Hip-hop challenging Burmese junta

    While there is seemingly little socially-conscious hip-hop in the US these days, oppressed people around the world – from Palestine to Burma – are still utilizing rap to challenge the injustices they face.

    The Guardian recently took a fascinating look at how this art form is being used in Burma, where the military regime censors and controls everything, as a form of nonviolent resistance.

    Burma has a history of revolutionary music. Traditional protest songs, known as thangyat, were once used to air grievances, both small, against neighbours, and large, against authority. Following the 1988 student uprising, however, the music was banned outright by the ruling military junta.

    But hip-hop’s fluid lyrics wrapped in rhymes and youthful argot make it a perfect modern format for subtly spreading an anti-authoritarian message.

    One of the most popular and outspoken hip-hop artists is 29-year-old Thxa Soe. On his most recent album, three-quarters of the songs, with titles like “Water, Electricity, Please Come Back,” were banned.

    And there are others in Burma finding an outlet for dissent in music.

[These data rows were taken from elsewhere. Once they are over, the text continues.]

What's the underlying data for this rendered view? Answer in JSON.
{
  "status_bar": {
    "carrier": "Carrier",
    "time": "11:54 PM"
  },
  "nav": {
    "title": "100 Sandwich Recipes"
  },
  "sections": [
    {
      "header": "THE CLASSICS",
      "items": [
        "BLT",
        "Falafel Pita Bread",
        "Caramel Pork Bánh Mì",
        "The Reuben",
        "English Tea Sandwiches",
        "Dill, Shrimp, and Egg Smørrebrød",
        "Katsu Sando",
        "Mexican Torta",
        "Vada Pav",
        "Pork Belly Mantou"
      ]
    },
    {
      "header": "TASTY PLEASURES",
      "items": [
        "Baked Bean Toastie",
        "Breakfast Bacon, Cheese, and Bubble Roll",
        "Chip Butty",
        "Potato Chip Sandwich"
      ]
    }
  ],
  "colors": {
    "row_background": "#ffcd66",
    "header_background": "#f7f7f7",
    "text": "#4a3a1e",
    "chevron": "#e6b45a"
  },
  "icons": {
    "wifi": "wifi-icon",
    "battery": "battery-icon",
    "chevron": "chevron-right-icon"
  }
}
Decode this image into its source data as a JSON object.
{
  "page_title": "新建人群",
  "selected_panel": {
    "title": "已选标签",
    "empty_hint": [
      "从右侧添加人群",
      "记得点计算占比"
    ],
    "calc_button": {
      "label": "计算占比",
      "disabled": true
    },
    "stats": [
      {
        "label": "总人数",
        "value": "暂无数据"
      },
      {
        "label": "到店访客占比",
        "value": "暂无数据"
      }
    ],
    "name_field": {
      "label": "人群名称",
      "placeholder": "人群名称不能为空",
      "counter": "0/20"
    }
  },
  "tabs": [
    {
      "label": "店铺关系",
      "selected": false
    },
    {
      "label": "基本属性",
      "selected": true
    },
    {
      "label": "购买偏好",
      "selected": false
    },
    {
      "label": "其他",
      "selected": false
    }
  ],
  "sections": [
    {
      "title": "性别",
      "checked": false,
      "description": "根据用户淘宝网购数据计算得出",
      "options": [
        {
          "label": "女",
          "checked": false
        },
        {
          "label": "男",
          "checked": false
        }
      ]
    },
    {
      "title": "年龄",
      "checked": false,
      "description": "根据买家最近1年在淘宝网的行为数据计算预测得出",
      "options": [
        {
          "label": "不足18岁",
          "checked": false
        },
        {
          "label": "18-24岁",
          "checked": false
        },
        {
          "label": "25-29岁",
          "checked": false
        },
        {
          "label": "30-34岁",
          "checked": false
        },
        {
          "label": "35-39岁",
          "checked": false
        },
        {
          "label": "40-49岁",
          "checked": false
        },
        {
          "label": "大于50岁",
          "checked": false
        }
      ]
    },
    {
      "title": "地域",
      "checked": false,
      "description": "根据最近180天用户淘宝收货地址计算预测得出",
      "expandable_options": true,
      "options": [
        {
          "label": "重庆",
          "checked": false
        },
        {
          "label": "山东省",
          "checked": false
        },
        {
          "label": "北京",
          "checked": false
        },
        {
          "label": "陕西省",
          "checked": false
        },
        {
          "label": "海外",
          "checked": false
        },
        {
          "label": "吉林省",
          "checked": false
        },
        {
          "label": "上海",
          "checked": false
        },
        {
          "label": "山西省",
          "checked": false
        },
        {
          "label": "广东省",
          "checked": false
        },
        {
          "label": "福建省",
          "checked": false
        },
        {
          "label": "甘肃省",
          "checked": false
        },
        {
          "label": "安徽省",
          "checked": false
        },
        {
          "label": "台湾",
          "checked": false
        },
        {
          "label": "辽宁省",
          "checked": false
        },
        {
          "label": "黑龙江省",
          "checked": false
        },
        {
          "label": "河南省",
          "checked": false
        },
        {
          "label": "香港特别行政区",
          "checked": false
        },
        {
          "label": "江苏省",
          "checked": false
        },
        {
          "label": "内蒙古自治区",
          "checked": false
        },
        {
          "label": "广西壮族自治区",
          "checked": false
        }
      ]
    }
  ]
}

A group known as Generation Wave, its exact membership unknown, secretly records and distributes anti-government albums across the country, dropping them at the tea shops that are the social hubs for Burma’s underground political network.

    They write songs such as Wake Up, a call for young people to join the pro-democracy movement, and Khwin Pyu Dot May (Please Excuse Me), the story of a young man asking his mother’s permission to join the struggle.

    As I read this, I couldn’t help but feel sad that hip-hop has been so commercialized and co-opted by the mainstream in the US. Given the many crises we face, rap could and should serve as a powerful vehicle for dissent here as well. Unfortunately, there seems to be little new protest music – hip-hop or otherwise – that really speaks to our predicament.